Agitprop

“Politics would be a helluva good business if it weren’t for the goddamned people.” — Richard M. Nixon

So, in simple terms, this is what Bill C-61 will do to me. Oh, and you too.

Continuing from my previous circumlocutory post, here is a simple list of the things that will be denied us by Bill C-61 should it gain Royal Assent:

  • make backups of our DVDs,
  • move our media to other devices,
  • use our media in perpetuity,
  • exercise our rights to fair dealing,
  • re-mix DRM-ed public domain material,
  • unlock our phones,
  • use all of our phones’ features, and
  • remove DRM software.

This list is taken — dare I say, copied — from a very readable and concise series of talking points to defeat Bill C-61 by Brendon Wilson.

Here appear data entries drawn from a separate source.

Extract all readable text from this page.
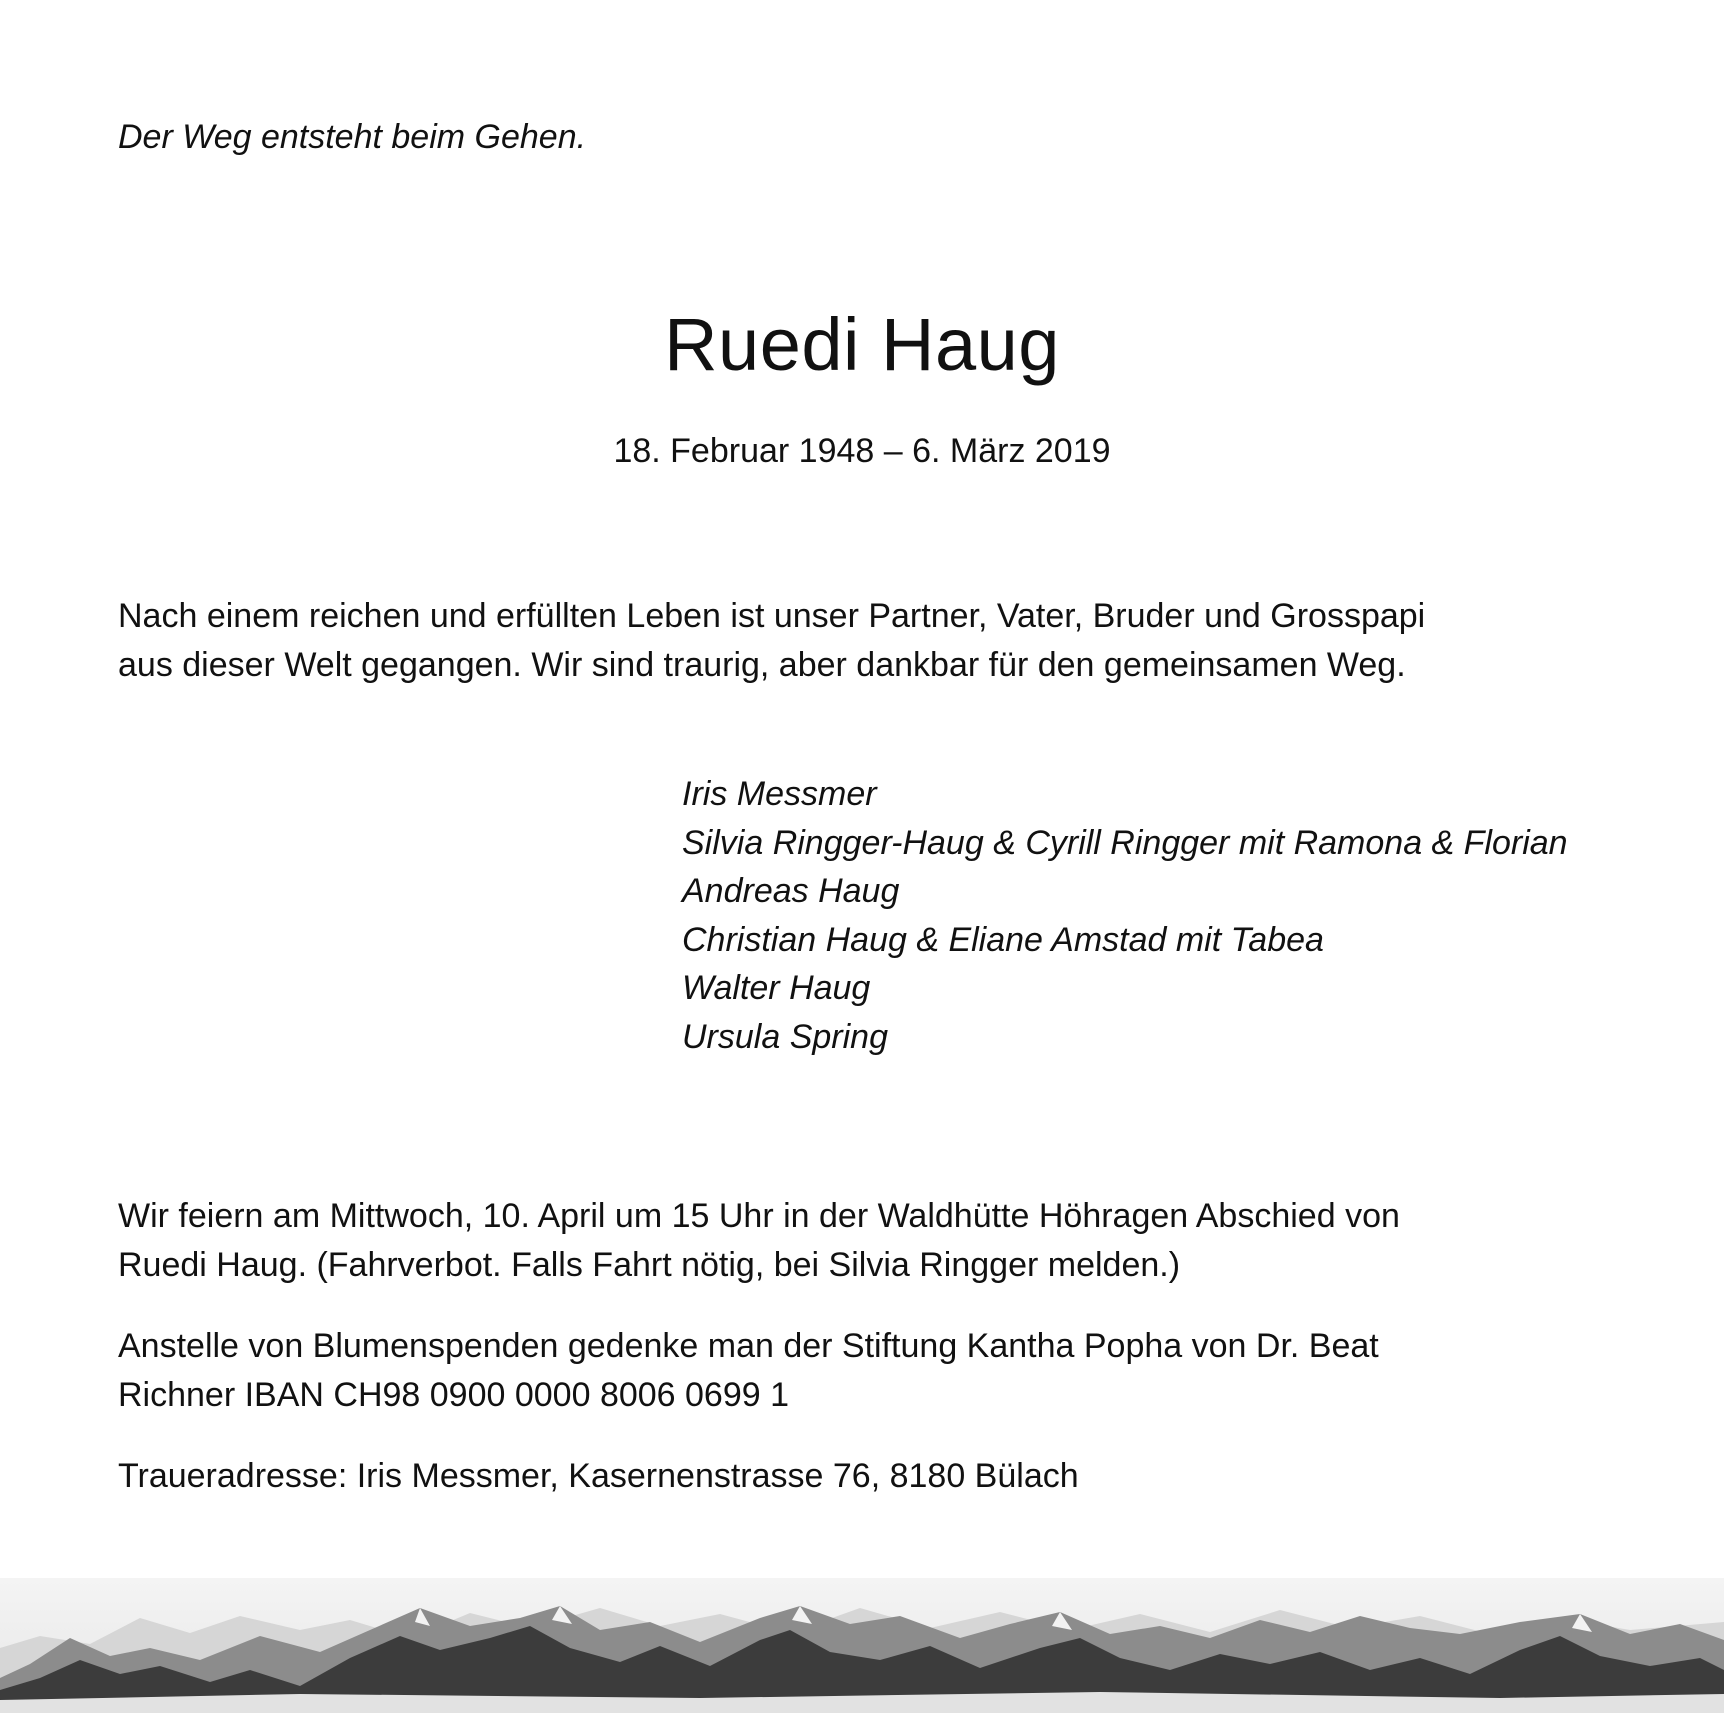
Der Weg entsteht beim Gehen.

Ruedi Haug

18. Februar 1948 – 6. März 2019

Nach einem reichen und erfüllten Leben ist unser Partner, Vater, Bruder und Grosspapi
aus dieser Welt gegangen. Wir sind traurig, aber dankbar für den gemeinsamen Weg.
Iris Messmer
Silvia Ringger-Haug & Cyrill Ringger mit Ramona & Florian
Andreas Haug
Christian Haug & Eliane Amstad mit Tabea
Walter Haug
Ursula Spring
Wir feiern am Mittwoch, 10. April um 15 Uhr in der Waldhütte Höhragen Abschied von
Ruedi Haug. (Fahrverbot. Falls Fahrt nötig, bei Silvia Ringger melden.)
Anstelle von Blumenspenden gedenke man der Stiftung Kantha Popha von Dr. Beat
Richner IBAN CH98 0900 0000 8006 0699 1
Traueradresse: Iris Messmer, Kasernenstrasse 76, 8180 Bülach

Michael Geist is also writing about common family activities that will become illegal under Bill C-61 in a week-long series.

The Globe also featured an interview about the bill with University of Ottawa professor, Jeremy deBeer, which illustrates just how few copyright-related activities that Canadians take for granted will still be allowed should the bill pass.

Here are just three things we all can do to protest Bill C-61. I worry that 30 minutes with Larry might render me unconcious, but Meat Loaf told me — in person (Kingston, 1987) — that two out of three ain’t bad.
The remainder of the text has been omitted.